El punto es que hacemos ese duelo con una exaltación juvenil. ¿Será que no somos lo suficientemente adultos, como para que nuestros hijos crezcan? Por otro lado, ¿por qué tantas fiestas de fin de año laborales toman la forma de remedos de fiestas de egresados? Lo dicho al principio sobre una jornada profesional se extiende a muchos casos en estos días.
Un hombre me cuenta que organiza la fiesta de fin de año de su empresa. Es en un típico boliche para jóvenes y contratan a una banda de las que suelen tocar en el Movistar Arena. Se tiene la impresión de que es algo distinguido. Uno de los gerentes avisa que llevará pastillas y se produce gran expectativa entre los empleados.
Recuerdo algunas fiestas de fin de año de otra época, cuando lo interesante –para mí– era poder ver a alguno de mis jefes en un rol que no fuera el formal. Ahí conocía, detrás del jefe, al padre, al hombre, la sensibilidad detrás de la norma, un gusto singular (quizás algún hobbie) detrás de la instrucción.
¿Será que, en este mundo sin padres ni hombres, estamos destinados a regresionar hasta esa etapa efusiva y dilapidatoria que es la adolescencia? El egreso ¿será el único ritual que nos va quedando y, por lo tanto, se lo usa para todo? Lejos de una ampliación de la capacidad de disfrute, esto habla de todo lo contrario.

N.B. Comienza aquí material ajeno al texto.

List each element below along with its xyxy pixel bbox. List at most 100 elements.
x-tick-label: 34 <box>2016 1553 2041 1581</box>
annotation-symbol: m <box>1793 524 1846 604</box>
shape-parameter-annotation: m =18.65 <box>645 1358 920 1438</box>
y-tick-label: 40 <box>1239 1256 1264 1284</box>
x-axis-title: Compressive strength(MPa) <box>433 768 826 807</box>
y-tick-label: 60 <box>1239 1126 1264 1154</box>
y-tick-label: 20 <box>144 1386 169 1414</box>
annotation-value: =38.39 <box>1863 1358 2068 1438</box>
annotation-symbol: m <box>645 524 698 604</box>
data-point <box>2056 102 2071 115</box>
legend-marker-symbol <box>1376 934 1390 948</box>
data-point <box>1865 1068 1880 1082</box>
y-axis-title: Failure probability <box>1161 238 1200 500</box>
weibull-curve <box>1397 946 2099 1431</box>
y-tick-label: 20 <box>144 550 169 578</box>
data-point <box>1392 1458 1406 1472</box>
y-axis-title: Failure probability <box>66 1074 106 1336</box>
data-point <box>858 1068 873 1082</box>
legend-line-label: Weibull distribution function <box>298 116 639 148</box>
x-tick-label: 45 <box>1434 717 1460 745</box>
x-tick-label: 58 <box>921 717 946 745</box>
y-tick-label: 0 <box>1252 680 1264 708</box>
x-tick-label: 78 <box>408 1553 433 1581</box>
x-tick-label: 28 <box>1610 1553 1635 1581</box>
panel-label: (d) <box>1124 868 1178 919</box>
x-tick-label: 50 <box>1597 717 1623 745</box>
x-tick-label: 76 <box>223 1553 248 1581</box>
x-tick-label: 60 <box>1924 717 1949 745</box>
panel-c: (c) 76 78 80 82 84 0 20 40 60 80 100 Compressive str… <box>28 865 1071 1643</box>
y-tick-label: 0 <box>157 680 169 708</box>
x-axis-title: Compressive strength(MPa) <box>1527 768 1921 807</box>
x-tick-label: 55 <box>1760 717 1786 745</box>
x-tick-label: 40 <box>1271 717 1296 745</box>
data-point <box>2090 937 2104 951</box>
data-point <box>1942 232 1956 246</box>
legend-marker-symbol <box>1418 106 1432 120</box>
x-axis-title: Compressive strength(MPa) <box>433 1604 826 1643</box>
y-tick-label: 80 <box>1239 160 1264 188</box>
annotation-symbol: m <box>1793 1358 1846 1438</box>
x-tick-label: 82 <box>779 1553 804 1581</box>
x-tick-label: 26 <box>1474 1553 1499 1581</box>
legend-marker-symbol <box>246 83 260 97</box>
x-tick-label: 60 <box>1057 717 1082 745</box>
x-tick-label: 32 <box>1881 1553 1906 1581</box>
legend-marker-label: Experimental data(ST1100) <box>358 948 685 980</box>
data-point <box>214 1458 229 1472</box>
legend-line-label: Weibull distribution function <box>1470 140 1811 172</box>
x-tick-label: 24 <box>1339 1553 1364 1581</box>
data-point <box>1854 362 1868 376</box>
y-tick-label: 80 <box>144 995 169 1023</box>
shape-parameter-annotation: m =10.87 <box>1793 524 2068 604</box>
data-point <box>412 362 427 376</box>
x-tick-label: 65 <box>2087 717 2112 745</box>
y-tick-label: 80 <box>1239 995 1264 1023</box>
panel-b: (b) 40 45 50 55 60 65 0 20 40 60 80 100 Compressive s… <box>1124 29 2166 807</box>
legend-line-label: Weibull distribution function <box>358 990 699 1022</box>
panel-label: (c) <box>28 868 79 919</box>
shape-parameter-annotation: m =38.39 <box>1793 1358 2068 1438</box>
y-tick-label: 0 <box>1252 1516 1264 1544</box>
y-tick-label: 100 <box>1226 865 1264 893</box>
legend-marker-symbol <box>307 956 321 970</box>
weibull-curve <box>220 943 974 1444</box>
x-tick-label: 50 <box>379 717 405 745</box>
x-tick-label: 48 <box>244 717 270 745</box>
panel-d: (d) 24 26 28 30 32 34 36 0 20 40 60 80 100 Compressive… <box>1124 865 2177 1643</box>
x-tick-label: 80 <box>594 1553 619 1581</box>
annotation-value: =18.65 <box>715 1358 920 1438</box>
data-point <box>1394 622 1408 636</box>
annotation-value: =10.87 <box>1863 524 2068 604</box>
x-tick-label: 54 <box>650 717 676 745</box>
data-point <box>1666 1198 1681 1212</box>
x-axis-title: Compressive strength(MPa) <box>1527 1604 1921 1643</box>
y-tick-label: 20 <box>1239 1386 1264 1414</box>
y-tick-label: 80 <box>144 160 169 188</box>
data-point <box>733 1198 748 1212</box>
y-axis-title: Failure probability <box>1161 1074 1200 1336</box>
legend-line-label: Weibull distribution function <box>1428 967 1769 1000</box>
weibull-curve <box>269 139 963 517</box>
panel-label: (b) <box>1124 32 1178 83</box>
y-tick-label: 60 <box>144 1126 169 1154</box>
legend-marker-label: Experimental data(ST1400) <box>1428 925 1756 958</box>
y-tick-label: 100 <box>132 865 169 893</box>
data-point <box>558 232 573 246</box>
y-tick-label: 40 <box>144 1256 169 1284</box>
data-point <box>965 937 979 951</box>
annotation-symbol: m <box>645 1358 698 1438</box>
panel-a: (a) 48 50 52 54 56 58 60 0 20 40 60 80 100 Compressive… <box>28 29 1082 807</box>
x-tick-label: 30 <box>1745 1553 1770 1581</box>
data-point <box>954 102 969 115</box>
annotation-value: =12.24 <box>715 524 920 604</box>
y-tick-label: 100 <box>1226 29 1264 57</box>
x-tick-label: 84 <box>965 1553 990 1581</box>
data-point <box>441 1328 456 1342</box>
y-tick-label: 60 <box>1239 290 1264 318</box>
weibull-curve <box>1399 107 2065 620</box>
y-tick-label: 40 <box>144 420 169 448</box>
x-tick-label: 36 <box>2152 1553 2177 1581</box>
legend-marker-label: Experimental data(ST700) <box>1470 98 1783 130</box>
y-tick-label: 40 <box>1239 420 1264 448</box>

En este punto, ¡quiero aclarar que no estoy en contra de las fiestas! Sí me pasa que no me están gustando las fiestas de hoy, cuando todo se festeja de la misma manera. Tengo más bien la impresión de que la madurez no implica dejar de ir o hacer fiestas; su esencia está en reconocer que los modos del festejo se diversifican.
Es cierto que, cada tanto, alguien puede mandarse una regresión a la juventud y vivir la noche del recuerdo (como cuando se junta con los amigos del secundario), pero ese revival es acartonado y su valor está en la eventualidad. Otra cosa es la fiesta de egresados devenida en modelo de simbolización.
Los adultos de esta época parecemos capturados en una madurez larvada, que no termina de hacer el pasaje y, por lo tanto, precisa recrearlo indefinidamente. Nos dedicamos a nuestros asuntos más o menos serios, pero después tenemos que festejarlos de un modo que los ponga en cuestión –como si esa seriedad fuera artificial.
Este es el prejuicio adolescente de creer que madurar es perder espontaneidad, resignar y hacer cosas obligadas. La ritualidad de la fiesta de egresados es una desmentida de nuestra adultez, que nos incomoda, a la que no le terminamos de creer. Creemos que ser grandes es hacer cosas de grandes, no serlo.